The Federal Reserve’s continued efforts to curb inflation by raising interest rates and higher construction costs have resulted in a housing recession, the National Association Home Builders reported, noting that homebuilder confidence in August fell into negative territory for the first time since May 2020. 

The NAHB/Wells Fargo Housing Market Index (HMI) fell for the eighth month in a row in August, declining six points to 49. Any reading below 50 indicates that more builders view conditions as poor than good.     

“Tighter monetary policy from the Federal Reserve and persistently elevated construction costs have brought on a housing recession,” NAHB chief economist Robert Dietz said in a press release. “The total volume of single-family starts will post a decline in 2022, the first such decrease since 2011. However, as signs grow that the rate of inflation is near peaking, long-term interest rates have stabilized, which will provide some stability for the demand-side of the market in the coming months.” 

In another troubling sign, the component measuring buyer traffic fell five points to 32, its lowest reading since April 2014, excluding spring 2020, when the pandemic first shook the economy, NAHB Chairman Jerry Konter said. 

“Ongoing growth in construction costs and high mortgage rates continue to weaken market sentiment for single-family home builders,” Konter said. 

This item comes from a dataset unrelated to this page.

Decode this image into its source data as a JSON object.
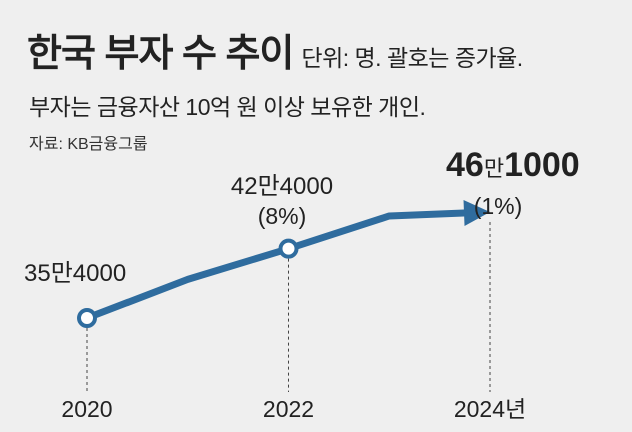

Current sales conditions dropped seven points to 57, and sales expectations for the next six months slid two points to 47. 

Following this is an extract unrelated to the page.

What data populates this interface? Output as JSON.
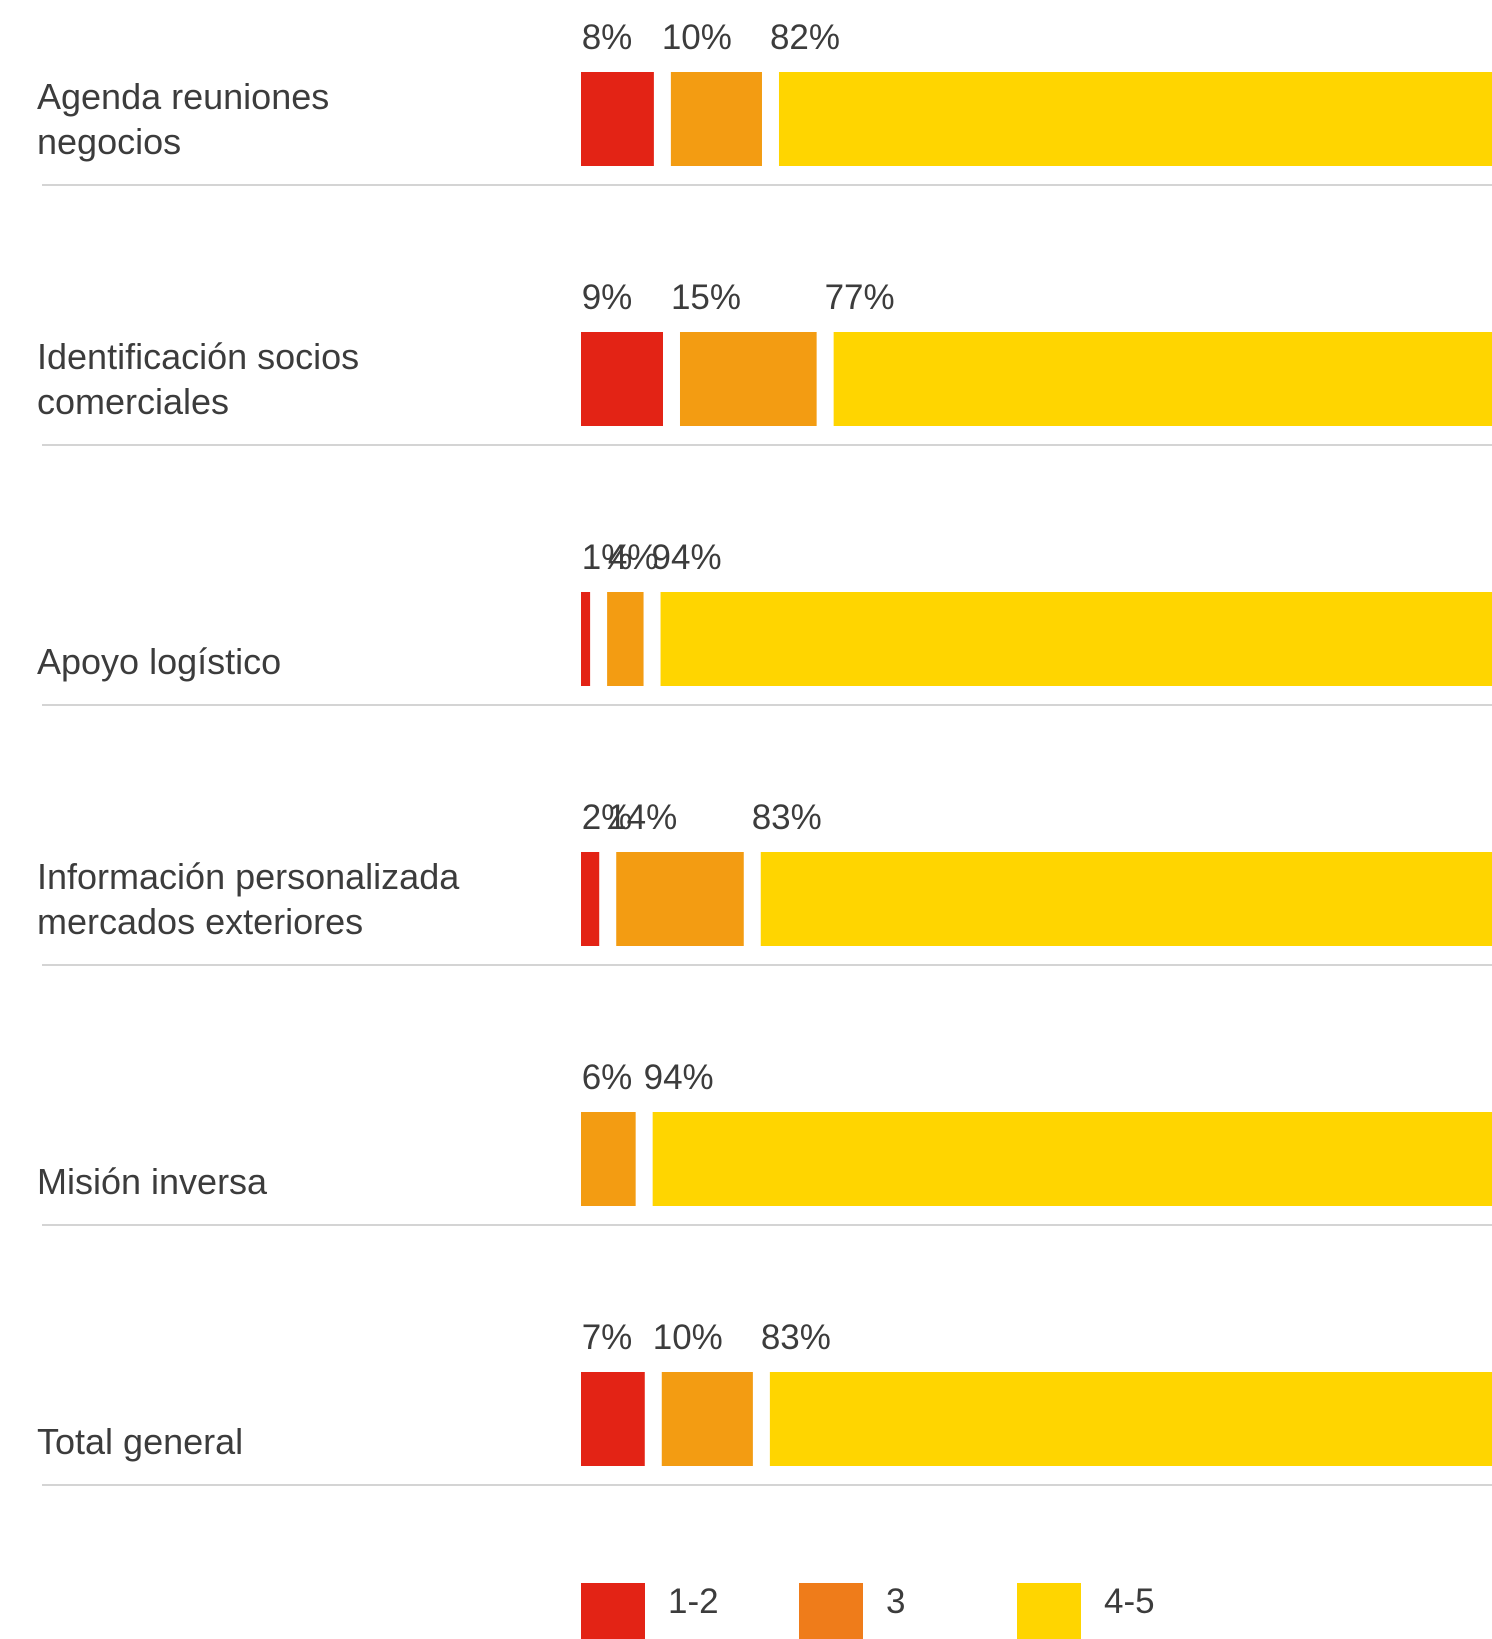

Regionally, the three-month moving average of the index fell in all geographic regions, led by the West, with an 11-point decline to 51 and followed by the Northeast with a nine-point fall to 56, the South with a seven-point slide to 63 and the Midwest with a three-point drop to 49.  

The NAHB/Wells Fargo survey measures builder perceptions of current single-family home sales, as well as sales expectations for the next six months, as “good,” “fair” or “poor.” The survey also asks builders to rate traffic of prospective buyers as “high to very high,” “average” or “low to very low.” The results are then used to calculate the seasonally adjusted index.